Abstract
Effective antiviral agents are needed to treat severe acute respiratory syndrome-associated coronavirus (SARS-CoV) infection. We assessed the antiviral potential of recombinant interferons against two clinical isolates of SARS-CoV—FFM-1, from Frankfurt patients, and Hong Kong—replicated in Vero and Caco2 cells. Interferon β was five to ten times more effective in Caco2 cells. Interferon α effectively inhibited SARS-CoV replication, but with a selectivity index 50–90 times lower than that for interferon β. Interferon γ was slightly better than interferon α in Vero cell cultures, but was completely ineffective in Caco2 cell cultures.

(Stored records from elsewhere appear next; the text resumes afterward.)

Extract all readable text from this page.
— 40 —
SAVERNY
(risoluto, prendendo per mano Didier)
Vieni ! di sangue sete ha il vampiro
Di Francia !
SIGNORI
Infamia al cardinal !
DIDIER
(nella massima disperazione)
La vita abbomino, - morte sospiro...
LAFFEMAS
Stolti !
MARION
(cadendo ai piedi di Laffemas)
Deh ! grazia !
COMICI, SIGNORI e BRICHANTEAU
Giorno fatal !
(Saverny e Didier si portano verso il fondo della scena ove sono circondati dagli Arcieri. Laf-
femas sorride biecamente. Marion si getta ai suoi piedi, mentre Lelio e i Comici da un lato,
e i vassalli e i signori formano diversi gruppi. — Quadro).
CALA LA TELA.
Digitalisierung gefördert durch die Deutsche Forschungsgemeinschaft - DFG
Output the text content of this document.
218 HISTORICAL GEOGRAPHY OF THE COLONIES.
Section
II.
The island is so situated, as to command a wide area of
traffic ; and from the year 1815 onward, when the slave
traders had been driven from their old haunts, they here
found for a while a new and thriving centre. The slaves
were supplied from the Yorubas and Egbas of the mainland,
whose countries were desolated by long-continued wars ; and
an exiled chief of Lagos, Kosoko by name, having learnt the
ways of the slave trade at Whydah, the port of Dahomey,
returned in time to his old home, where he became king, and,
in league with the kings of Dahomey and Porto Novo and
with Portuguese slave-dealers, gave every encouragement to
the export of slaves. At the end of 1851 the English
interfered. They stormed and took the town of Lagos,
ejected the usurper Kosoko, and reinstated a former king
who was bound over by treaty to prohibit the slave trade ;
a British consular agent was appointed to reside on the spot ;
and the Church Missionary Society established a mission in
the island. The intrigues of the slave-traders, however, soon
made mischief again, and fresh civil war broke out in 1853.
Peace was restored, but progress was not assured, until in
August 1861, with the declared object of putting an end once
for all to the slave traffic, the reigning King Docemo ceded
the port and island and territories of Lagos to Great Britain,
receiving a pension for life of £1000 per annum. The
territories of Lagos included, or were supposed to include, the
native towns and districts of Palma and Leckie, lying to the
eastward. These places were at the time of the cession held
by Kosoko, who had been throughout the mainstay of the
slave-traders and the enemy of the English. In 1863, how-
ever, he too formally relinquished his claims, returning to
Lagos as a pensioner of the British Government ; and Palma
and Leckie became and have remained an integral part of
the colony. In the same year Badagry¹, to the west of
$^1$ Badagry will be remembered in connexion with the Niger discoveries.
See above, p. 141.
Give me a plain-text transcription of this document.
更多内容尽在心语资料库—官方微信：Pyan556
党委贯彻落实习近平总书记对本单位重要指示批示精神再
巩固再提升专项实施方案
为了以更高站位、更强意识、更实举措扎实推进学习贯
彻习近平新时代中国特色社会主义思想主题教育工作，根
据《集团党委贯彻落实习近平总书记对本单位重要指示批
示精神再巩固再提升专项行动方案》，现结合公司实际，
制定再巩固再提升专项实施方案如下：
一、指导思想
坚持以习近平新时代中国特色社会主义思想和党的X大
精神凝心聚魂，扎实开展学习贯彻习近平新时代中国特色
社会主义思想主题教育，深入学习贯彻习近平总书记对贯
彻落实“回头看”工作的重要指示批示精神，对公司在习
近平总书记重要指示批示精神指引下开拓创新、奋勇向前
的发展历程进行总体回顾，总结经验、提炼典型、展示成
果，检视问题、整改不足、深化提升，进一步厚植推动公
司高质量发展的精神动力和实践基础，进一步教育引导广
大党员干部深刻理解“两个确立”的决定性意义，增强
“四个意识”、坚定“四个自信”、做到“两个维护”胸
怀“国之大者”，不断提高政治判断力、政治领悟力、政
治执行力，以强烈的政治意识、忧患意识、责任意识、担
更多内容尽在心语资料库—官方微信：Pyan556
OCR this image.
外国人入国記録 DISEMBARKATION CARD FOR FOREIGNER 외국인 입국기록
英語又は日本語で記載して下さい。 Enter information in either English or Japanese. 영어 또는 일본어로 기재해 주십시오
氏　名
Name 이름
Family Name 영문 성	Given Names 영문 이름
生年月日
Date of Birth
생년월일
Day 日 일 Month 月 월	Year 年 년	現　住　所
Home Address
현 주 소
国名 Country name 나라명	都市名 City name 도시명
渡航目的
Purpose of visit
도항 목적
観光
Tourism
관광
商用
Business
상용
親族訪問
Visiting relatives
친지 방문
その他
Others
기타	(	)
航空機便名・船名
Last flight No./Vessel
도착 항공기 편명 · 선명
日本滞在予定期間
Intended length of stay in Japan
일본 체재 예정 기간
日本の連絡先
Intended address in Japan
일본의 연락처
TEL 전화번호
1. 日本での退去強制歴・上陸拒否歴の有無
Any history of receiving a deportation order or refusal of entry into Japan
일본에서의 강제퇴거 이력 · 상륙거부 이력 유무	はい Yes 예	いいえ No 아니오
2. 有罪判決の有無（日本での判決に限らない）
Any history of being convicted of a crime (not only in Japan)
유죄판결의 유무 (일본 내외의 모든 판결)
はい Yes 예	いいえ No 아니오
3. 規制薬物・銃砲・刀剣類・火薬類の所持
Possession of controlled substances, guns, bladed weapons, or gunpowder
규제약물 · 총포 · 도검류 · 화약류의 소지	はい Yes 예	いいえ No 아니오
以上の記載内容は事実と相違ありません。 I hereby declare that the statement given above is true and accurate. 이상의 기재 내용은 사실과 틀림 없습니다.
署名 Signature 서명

Interferon β could be useful alone or in combination with other antiviral drugs for the treatment of SARS.
Several clinical isolates of the severe acute respiratory syndrome-associated coronavirus (SARS-CoV) have been isolated, including FFM-1 and FFM-2 from SARS patients admitted to the Clinical Centre of Frankfurt University.1 So far, no specific treatment has been identified for SARS, but attempts are being made to identify antiviral agents that could be effective in treating the SARS-CoV infection.2
We assessed the antiviral potential of recombinant interferons α, β, and γ against two clinical isolates (FFM-1 and Hong Kong: obtained from Dr Niedrig, Robert Koch Institute, Berlin) of SARS-CoV. We used commercially available interferons (Intron A [interferon α-2b], Essex Pharma, Munich, Germany; Betaferon [interferon β-1b], Schering, Berlin; and Imukin [interferon γ-1b], Boehringer, Ingelheim) that have been used for their antiviral, antitumour, and immunomodulating activities. We visually scored cytopathogenic effects induced by the virus 72 h after infection in 96-well microplates on confluent layers of Vero and Caco2 cells, the latter derived from human colonic tumour, treated with interferons 24 h before and immediately after virus infection (mutiplicity of infection 0–01). The selectivity index was defined as the ratio of the concentration of the interferon that reduced cell viability to 50% (CC50) to the concentration of the compound needed to inhibit the cytopathic effect to 50% of control value (EC50). We assessed the cytotoxic effects of the drugs with an MTT cell-proliferative Kit I (Roche, Mannheim, Germany). Viral titres in supernatants collected from infected cultures 72 h after infection were measured by the 50% tissue culture infective dose (TCID50) calculated from cytopathogenic effects induced in monolayers incubated with varying dilutions of the supernatants. To validate the interferon effects on SARS-CoV, we included vesicular stomatitis virus (strain Indiana), replication of which is extremely sensitive to interferon action.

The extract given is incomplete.